Era una bellezza perché ti trovavi in tanti tutti in fila che avevamo da raccogliere queste foglie secche e il bello era un canto solo, un canto… sentivamo persino quelli dell’inverso, che non è molto vicino. E poi dopo, molte volte, ci fermavamo ad ascoltare il canto che era per cercare di rispondere… una strofa o due. E poi il suono, il suono dell’ampai è uno spettacolo a sentirlo perché sembra… come sentire il mare, l’onda del mare che…quando va contro la terra.
Testimonianza di Giovanni, Vanni Giacchero (1944), che ricorda di quando aveva circa dieci, undici anni nella frazione Fubina di Viù (TO).
Ampai è un termine che significa foglie secche. Non semplici e casuali foglie secche ma le foglie che vanno raccolte in circostanze definite per offrire lettiera alle bestie nelle stalle e riempire accoglienti materassi per il riposo delle persone.
Alen a l’ampai è un invito a raccogliere testimonianze che volano via, un invito a partecipare a un viaggio tanto immaginifico quanto reale. Sono foglie che scendono da un albero genealogico della cultura alpina, nello specifico una piccola comunità di minoranza linguistica. Il gesto di raccogliere produce suono. Il suono è volatile, intangibile ma anche tattile. È possibile abbracciare un suono così come un albero. Il suono dell’ampai è forma, ha una propria struttura e benché apparentemente casuale dispone di un proprio ordine. Mettere ordine nel caos. Dare senso a qualcosa che esiste, è esistito ma è fragile, come una foglia secca. Dare anche nuova vita così come l’ampai serve per rigenerare nel tepore gli animali nelle stalle o il sonno dell’uomo steso su un accogliente materasso. Ogni parola è significato, un significato che va colto, raccolto, trasmesso.
Di frequente, nel tempo, rimangono parole ma svaniscono significati. Ne sono esempio in molti casi le toponomastiche, ma non solo.
Si tratta di spunti di riflessione, frammenti di senso che insieme compongono cultura. Così come le foglie di un albero, cadendo, si possono raccogliere è possibile, se esistono quelle foglie, fare un passaggio temporale a ritroso e tornare all’albero con le proprie fronde verdi. Non si tratta solo di memoria ma di un utilizzo di un certo sapere, di conoscenze che possono essere utili anche in nuovi contesti. Così come l’utilizzo dell’ampai. Sono solo foglie secche eppure sono anche molto altro.

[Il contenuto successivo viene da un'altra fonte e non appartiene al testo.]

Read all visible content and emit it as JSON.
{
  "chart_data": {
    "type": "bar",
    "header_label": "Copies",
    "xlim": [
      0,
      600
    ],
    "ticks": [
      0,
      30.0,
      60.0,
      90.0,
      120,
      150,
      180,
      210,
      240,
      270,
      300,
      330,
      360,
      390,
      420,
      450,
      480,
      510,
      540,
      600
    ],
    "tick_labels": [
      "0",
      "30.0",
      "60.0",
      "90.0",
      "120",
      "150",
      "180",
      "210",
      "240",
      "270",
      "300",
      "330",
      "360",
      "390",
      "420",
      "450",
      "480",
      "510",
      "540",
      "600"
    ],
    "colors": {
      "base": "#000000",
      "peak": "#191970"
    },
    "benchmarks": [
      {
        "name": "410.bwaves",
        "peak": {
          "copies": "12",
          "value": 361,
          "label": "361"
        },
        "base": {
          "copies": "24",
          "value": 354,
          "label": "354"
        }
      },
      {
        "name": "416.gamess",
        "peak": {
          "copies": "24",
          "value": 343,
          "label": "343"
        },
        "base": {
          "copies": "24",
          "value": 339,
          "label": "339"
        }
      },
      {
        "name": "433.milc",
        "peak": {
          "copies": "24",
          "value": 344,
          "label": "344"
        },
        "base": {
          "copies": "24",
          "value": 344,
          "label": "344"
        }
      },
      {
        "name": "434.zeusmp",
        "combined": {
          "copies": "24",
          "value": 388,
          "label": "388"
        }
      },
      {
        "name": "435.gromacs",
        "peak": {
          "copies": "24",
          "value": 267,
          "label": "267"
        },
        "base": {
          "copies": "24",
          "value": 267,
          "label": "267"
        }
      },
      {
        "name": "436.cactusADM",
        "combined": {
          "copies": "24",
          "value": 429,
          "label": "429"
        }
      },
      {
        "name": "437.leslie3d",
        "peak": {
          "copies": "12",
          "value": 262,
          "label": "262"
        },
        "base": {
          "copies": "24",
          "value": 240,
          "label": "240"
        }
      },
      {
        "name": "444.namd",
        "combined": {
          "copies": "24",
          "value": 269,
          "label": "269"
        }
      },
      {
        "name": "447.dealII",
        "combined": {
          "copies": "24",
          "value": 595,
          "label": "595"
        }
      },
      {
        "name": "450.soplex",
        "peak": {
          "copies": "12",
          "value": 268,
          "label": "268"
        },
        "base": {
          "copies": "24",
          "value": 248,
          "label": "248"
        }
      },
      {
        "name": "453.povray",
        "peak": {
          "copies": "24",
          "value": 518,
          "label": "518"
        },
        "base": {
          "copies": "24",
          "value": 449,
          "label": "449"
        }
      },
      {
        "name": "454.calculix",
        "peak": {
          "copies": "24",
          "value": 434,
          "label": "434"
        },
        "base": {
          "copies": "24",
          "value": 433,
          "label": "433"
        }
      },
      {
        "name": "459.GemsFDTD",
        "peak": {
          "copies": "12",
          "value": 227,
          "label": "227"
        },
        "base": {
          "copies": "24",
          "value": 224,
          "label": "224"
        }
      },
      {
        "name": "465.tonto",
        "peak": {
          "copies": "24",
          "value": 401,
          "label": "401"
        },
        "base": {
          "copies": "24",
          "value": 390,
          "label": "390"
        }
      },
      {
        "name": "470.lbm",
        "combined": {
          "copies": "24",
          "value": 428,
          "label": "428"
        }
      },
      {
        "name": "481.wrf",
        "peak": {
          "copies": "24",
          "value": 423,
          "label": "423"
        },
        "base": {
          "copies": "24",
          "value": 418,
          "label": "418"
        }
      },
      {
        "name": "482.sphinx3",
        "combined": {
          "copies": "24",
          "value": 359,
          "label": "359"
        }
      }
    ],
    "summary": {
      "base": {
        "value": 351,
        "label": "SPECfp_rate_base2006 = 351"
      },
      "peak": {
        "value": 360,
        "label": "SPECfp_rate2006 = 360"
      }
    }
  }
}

Non si tratta di retorica, tanto meno di nostalgia per un tempo passato. Il tempo attraversa gli eventi e la distanza può essere relativa, se è colto il messaggio.
Il testimone dell’audio ricorda un mondo che ha vissuto da bambino. Un mondo sociale, culturale, legato ancora all’arcaico ciclo delle stagioni, il ciclo dell’anno. Non si tratta di giudizio di valori o di idealizzare un tempo mitico e armonioso, un’Arcadia. Era tempo, come dice il testimone, di miseria ma nonostante tutto, per necessità o abitudine, la gente collaborava, rispondeva a un suono condiviso. Indubbiamente ha contribuito e contribuisce ancora a mantenere società la musica.
L’immagine sonora dei canti che si rispondono trascinando foglie, che nell’immaginario di un bambino diventano un grande mare, in un quadro illuminato dalla luce onirica della luna piena, è estetica.
Ciò che andremo a scoprire con questa rubrica è soprattutto questo, l’estetica di un mondo culturale. Una società in cui il suono, che sia musica strumentale, canto, lavoro quotidiano o natura, ha contribuito certamente a tenere unita.
Frammenti di suoni che come un’eco, un gioco di specchi o un frattale, offrono coordinate acustiche disvelando significati per una società possibile. Un mondo culturale immerso in un paesaggio sonoro e fisico fluido, sospeso su un vortice, ma che ancora r-esiste.